30.03.2015
Absender
Sebastian Linser

Deutsche Journalisten tun sich immer schwer, wenn sie über Namibia schreiben. Man schnappt irgendwo eine Information auf und stellt diese, oft fälschlich, als Tatsache hin. Die Aussagen über die Herero sind in diesem Artikel sehr überspitzt und reißerisch dargestellt. Zumal Historiker verschiedene Standpunkte über den Umgang der Schutztruppe mit diesem Volk vertreten.
Weitere Anmerkung: Noch heißt Lüderitz nicht Naminüs. Lediglich der Wahlkreis wurde umbenannt. Offiziell wird der Küstenort noch Lüderitz genannt.
Weiterhin ist der Beitrag sehr auf die Seite der Deutschen fokussiert. Hat die Autorin auch nur einmal mit dem Personal auf Sonnleiten gesprochen? Wie sehen die Bediensteten die deutsche Seniorenresidenz? Diese Seite wird überhaupt nicht beleuchtet. Das Thema hier ist ein Politikum, es geht schließlich nicht um einen Urlaubsbericht. Krankenversicherung haben auch manche Hausangestellten in Privathaushalten. Übrigens gilt ab April 2015 ein Mindestlohn für Hausangestellte in Höhe von 1218 NAM-Dollar.
Unnötiger Weise bohrt dieser Bericht in alten Wunden und greift die Überreste Deutscher Kultur klischeehaft auf.
Die Überschrift "Für immer Safari" ist für mich nicht nachvollziehbar, da sie mit dem Inhalt ncihts zu tun hat (auch hier wieder ein Klischee). Im Text wird lediglich beschrieben, wie eine Handvoll Senioren hinter einem Zaun beim Kaffeklatsch sitzt und deutsche Bräuche zelebriert.
"Viele der besseren Geschäfte sind in Deutscher Hand": Wie definiert sich ein "besseres Geschäft"? War die Autorin schon einmal bei Nitzsche-Reiter in Windhoek? Das einzig professionell ausgestattete Fotogeschäft der Stadt.

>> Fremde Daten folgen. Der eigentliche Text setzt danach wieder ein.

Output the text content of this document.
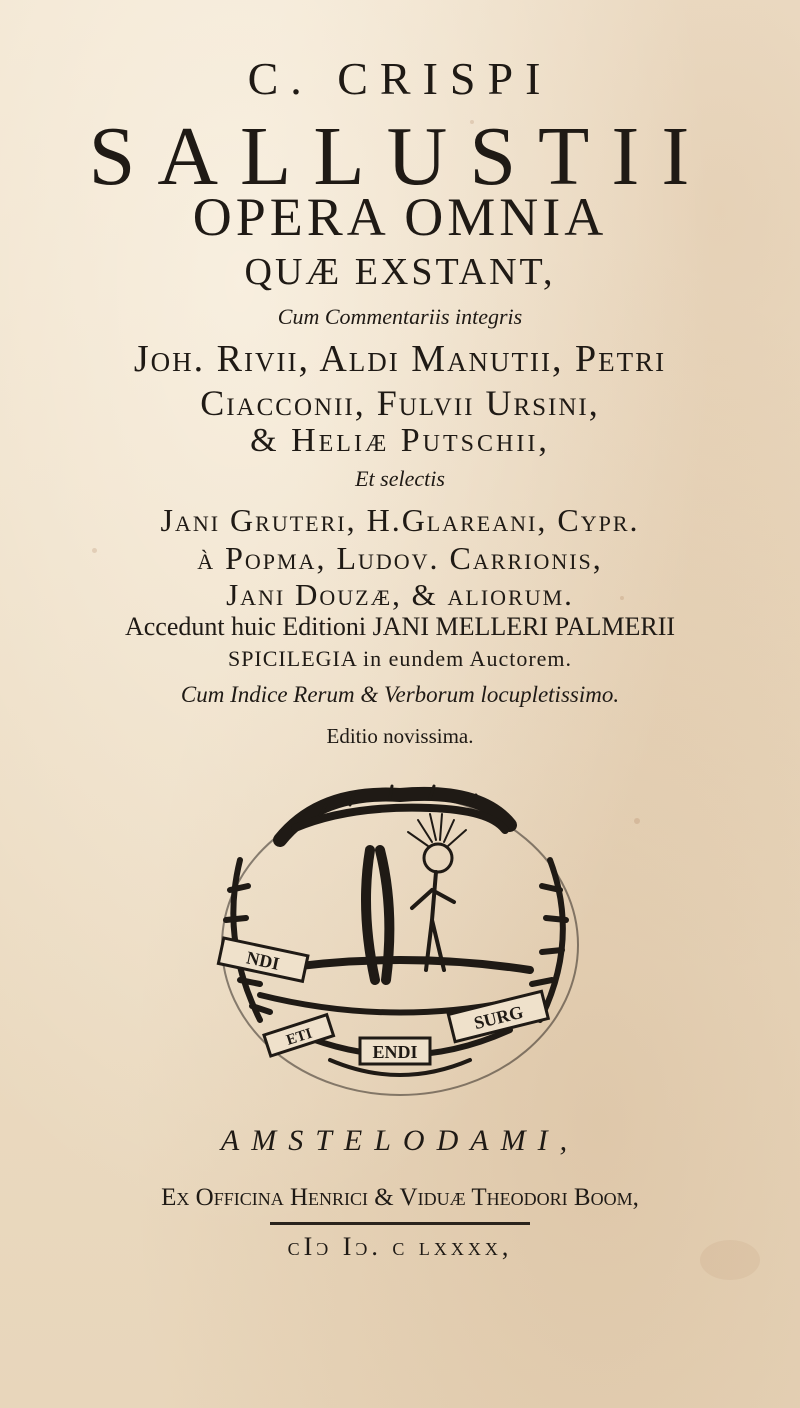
C. CRISPI
SALLUSTII
OPERA OMNIA
QUÆ EXSTANT,
Cum Commentariis integris
Joh. Rivii, Aldi Manutii, Petri
Ciacconii, Fulvii Ursini,
& Heliæ Putschii,
Et selectis
Jani Gruteri, H.Glareani, Cypr.
à Popma, Ludov. Carrionis,
Jani Douzæ, & aliorum.
Accedunt huic Editioni JANI MELLERI PALMERII
SPICILEGIA in eundem Auctorem.
Cum Indice Rerum & Verborum locupletissimo.
Editio novissima.
NDI
SURG
ENDI
ETI
AMSTELODAMI,
Ex Officina Henrici & Viduæ Theodori Boom,
cIɔ Iɔ. c lxxxx,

Bisher bin ich dort noch nie auf einen deutsch sprechenden Verkäufer gestoßen. In Swakopmund kommt man ohne Englisch dagegen schon eher durch.
Auf Seite 4 findet sich ein Zitat des Herrn Corzilius. Darin geht es um den Wasserverbrauch. Es gehört zur journalistischen Sorgfaltspflicht, solchen pauschalisierten Aussagen nachzugehen. Ist das tatsächlich so? Was sagen "die Schwarzen" zu der Konfrontation? Stattdessen wird die Aussage eines einzigen Rentners in den Raum geworfen.
Die "Höhere Privatschule" heißt übrigens Deutsche Höhere Privatschule Windhoek (DHPS). Der Satz "... die wilhelminische Prachtstraße, die heute nicht mehr Kaiserstraße, sondern immerhin schon Independence Avenue heißt. " ist nicht korrekt formuliert. In den letzten Jahren wurden viele Straßen umbenannt, auch in Klein Windhoek. Die Independence Avenue trägt ihren Namen schon weitaus länger, als viele andere Straßen. Der Satz erzeugt durch die Wörter "sondern immerhin schon" den Eindruck, die Umbenennung der Kaiserstraße hätte diesen Prozess gerade erst in Gang gesetzt.
Warum kritisiere ich diesen Text? Ich habe selbst mehrere Monate in Windhoek gelebt und dort als Journalist gearbeitet. Und dennoch kann ich einige Besonderheiten der namibischen Gesellschaft nicht vollständig nachvollziehen, da die Gesellschaft so vielschichtig ist. Ich weiß jedoch, dass man mit vielen Aussagen sehr vorsichtig sein muss, wenn man sie nicht korrekt belegen kann, oder damit alte Wunden unnötigerweise aufkratzt. Der Beitrag gibt mir nicht das Gefühl, als hätte sich die Autorin tiefgreifend mit der dortigen Gesellschaft und Kultur befasst. Das ist schade, da so ein falsches Bild diesen wunderbaren Landes in den Köpfen der Deutschen entsteht.